Eugène Sue (1804-1857)
"Après quelques moments de silence, la veuve du supplicié dit à sa fille :
– Va chercher du bois ; cette nuit, nous rangerons le bûcher... au retour de Nicolas et de Martial.
– De Martial ? Vous voulez donc lui dire aussi que...
– Du bois, reprit la veuve en interrompant brusquement sa fille.
Celle-ci, habituée à subir cette volonté de fer, alluma une lanterne et sortit. Au moment où elle ouvrit la porte, on vit au-dehors la nuit noire, on entendit le craquement des hauts peupliers agités par le vent, le cliquetis des chaînes de bateaux, les sifflements de la bise, le mugissement de la rivière.

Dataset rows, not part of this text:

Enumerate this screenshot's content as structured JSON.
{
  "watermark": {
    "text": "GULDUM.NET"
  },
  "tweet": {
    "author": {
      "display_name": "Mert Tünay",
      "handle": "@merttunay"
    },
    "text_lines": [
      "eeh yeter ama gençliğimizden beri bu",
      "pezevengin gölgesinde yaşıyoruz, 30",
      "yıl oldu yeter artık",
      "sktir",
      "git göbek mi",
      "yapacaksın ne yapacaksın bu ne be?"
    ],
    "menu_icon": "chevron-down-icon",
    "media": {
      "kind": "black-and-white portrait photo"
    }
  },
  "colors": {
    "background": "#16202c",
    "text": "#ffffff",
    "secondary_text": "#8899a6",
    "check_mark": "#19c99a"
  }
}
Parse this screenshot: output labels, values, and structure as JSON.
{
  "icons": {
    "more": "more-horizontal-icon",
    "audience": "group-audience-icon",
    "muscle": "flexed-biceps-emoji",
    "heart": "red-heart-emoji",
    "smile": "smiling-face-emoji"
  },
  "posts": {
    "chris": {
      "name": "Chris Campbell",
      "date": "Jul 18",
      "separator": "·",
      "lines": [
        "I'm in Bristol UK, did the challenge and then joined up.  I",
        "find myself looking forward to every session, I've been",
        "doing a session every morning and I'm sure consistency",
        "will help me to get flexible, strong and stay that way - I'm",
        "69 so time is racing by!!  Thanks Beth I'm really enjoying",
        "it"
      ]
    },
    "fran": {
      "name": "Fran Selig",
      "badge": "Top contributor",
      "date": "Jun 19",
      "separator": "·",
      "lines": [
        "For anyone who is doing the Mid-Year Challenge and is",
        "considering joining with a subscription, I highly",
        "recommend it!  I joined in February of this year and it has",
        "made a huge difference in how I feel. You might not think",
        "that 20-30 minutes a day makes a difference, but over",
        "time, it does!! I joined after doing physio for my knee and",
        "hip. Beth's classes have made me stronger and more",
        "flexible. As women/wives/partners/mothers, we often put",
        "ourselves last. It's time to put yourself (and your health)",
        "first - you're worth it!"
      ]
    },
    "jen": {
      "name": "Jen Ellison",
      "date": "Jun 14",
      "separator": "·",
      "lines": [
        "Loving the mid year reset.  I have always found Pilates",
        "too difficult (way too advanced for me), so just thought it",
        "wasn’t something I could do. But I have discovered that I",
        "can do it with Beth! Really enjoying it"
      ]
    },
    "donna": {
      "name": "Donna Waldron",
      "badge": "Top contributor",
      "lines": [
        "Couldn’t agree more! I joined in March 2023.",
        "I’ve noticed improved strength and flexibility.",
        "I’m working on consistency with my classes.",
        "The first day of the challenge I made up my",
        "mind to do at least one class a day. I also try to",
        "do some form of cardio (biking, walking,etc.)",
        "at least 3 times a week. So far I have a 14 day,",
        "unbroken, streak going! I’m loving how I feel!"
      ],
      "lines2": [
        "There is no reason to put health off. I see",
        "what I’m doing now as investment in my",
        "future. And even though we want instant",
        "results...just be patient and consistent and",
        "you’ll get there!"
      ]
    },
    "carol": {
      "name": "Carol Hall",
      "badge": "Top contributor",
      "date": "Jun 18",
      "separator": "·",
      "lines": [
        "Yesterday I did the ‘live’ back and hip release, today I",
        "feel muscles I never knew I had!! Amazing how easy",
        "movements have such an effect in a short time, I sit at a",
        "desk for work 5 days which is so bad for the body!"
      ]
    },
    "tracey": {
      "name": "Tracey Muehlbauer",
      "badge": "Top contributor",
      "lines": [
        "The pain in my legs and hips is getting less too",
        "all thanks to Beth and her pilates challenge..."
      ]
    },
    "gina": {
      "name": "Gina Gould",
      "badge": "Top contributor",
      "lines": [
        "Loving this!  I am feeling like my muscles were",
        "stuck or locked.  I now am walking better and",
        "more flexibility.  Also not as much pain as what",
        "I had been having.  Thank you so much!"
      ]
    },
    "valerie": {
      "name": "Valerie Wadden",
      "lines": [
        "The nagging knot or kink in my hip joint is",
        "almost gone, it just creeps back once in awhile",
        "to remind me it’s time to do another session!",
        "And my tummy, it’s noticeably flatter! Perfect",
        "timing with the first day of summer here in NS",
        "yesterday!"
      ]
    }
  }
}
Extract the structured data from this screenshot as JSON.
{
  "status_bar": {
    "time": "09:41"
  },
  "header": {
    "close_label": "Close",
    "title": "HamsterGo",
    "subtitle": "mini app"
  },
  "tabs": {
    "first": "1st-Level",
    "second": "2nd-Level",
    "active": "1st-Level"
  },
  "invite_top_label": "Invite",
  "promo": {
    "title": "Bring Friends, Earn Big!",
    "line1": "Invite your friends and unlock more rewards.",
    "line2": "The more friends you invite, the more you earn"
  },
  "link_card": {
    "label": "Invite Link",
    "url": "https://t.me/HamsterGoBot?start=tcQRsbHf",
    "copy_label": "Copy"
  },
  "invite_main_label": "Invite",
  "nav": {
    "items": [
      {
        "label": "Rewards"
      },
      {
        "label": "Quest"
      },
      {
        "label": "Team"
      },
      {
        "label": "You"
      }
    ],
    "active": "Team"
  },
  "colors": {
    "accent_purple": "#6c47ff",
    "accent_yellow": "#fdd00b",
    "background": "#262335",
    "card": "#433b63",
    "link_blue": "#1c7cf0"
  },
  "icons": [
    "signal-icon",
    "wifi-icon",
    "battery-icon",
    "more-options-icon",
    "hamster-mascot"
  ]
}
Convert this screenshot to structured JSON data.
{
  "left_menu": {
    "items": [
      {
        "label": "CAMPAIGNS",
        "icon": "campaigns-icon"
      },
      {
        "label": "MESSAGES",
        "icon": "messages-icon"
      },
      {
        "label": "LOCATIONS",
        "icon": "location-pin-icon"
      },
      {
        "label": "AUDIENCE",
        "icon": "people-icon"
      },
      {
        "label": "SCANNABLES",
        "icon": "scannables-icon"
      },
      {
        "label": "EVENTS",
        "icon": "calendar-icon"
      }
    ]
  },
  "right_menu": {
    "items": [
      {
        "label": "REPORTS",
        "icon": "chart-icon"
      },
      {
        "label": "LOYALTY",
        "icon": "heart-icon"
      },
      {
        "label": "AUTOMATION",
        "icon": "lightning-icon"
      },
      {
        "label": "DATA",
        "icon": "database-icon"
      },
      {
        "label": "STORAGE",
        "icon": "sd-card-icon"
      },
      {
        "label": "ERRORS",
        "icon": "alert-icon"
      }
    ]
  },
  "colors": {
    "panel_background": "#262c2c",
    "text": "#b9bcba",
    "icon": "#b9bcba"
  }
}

Ces bruits étaient profondément tristes.
Pendant la scène précédente, Amandine, péniblement émue du sort de François, qu’elle aimait tendrement, n’avait osé ni lever les yeux, ni essuyer ses pleurs, qui tombaient goutte à goutte sur ses genoux. Ses sanglots contenus la suffoquaient, elle tâchait de réprimer jusqu’aux battements de son cœur palpitant de crainte.
Les larmes obscurcissaient sa vue. En se hâtant de démarquer la chemise qu’on lui avait donnée, elle s’était blessée à la main avec ses ciseaux ; la piqûre saignait beaucoup, mais la pauvre enfant songeait moins à sa douleur qu’à la punition qui l’attendait pour avoir taché de son sang cette pièce de linge. Heureusement, la veuve, absorbée dans une réflexion profonde, ne s’aperçut de rien."